Der blinde Fleck: Warum „Pauschal“ heute „Teuer“ bedeutet
Bisher war die Devise einfach: Wenn neue Lasten kommen, wird das Kabel verstärkt und der Trafo getauscht. Das ist sicher, aber wenig kapitaleffizient. Das Problem ist der „blinde Fleck“ an den lokalen Koppelpunkten. Oft ist nicht das gesamte Netzgebiet am Limit, sondern nur spezifische Straßenzüge oder einzelne Transformatorenstationen zu ganz bestimmten Spitzenzeiten.
Wenn wir ohne genaue Datenlage ausbauen, versenken wir Kupfer im Boden, wo vielleicht eine intelligente Steuerung ausgereicht hätte. In meiner Arbeit als Strategin sehe ich immer wieder: Die größten Hebel für die Rendite im Netzbetrieb liegen heute nicht mehr im reinen Asset-Management, sondern in der Koppelpunkt-Transparenz.

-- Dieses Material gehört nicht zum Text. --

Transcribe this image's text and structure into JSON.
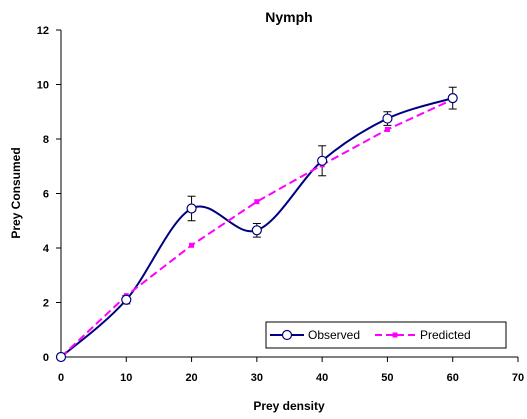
{
  "chart_data": {
    "type": "line",
    "title": "Nymph",
    "xlabel": "Prey density",
    "ylabel": "Prey Consumed",
    "xlim": [
      0,
      70
    ],
    "ylim": [
      0,
      12
    ],
    "x_ticks": [
      0,
      10,
      20,
      30,
      40,
      50,
      60,
      70
    ],
    "y_ticks": [
      0,
      2,
      4,
      6,
      8,
      10,
      12
    ],
    "grid": false,
    "legend_position": "bottom-right",
    "series": [
      {
        "name": "Observed",
        "style": "smoothed solid line with open circle markers",
        "color": "#000080",
        "marker_fill": "#ffffff",
        "x": [
          0,
          10,
          20,
          30,
          40,
          50,
          60
        ],
        "y": [
          0,
          2.1,
          5.45,
          4.65,
          7.2,
          8.75,
          9.5
        ],
        "error": [
          0,
          0.15,
          0.45,
          0.25,
          0.55,
          0.25,
          0.4
        ]
      },
      {
        "name": "Predicted",
        "style": "dashed line with square markers",
        "color": "#ff00ff",
        "x": [
          0,
          10,
          20,
          30,
          40,
          50,
          60
        ],
        "y": [
          0,
          2.25,
          4.1,
          5.7,
          7.05,
          8.35,
          9.45
        ]
      }
    ]
  }
}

Wir müssen wissen, wo die physikalischen Limits wirklich liegen. Denn eine regelmäßige Überlastung der Betriebsmittel führt nicht nur zu Stress im Netz, sondern zu einer beschleunigten Alterung und höherem Verschleiß. Das ist Physik, die sich direkt in Ihren Bilanzen niederschlägt.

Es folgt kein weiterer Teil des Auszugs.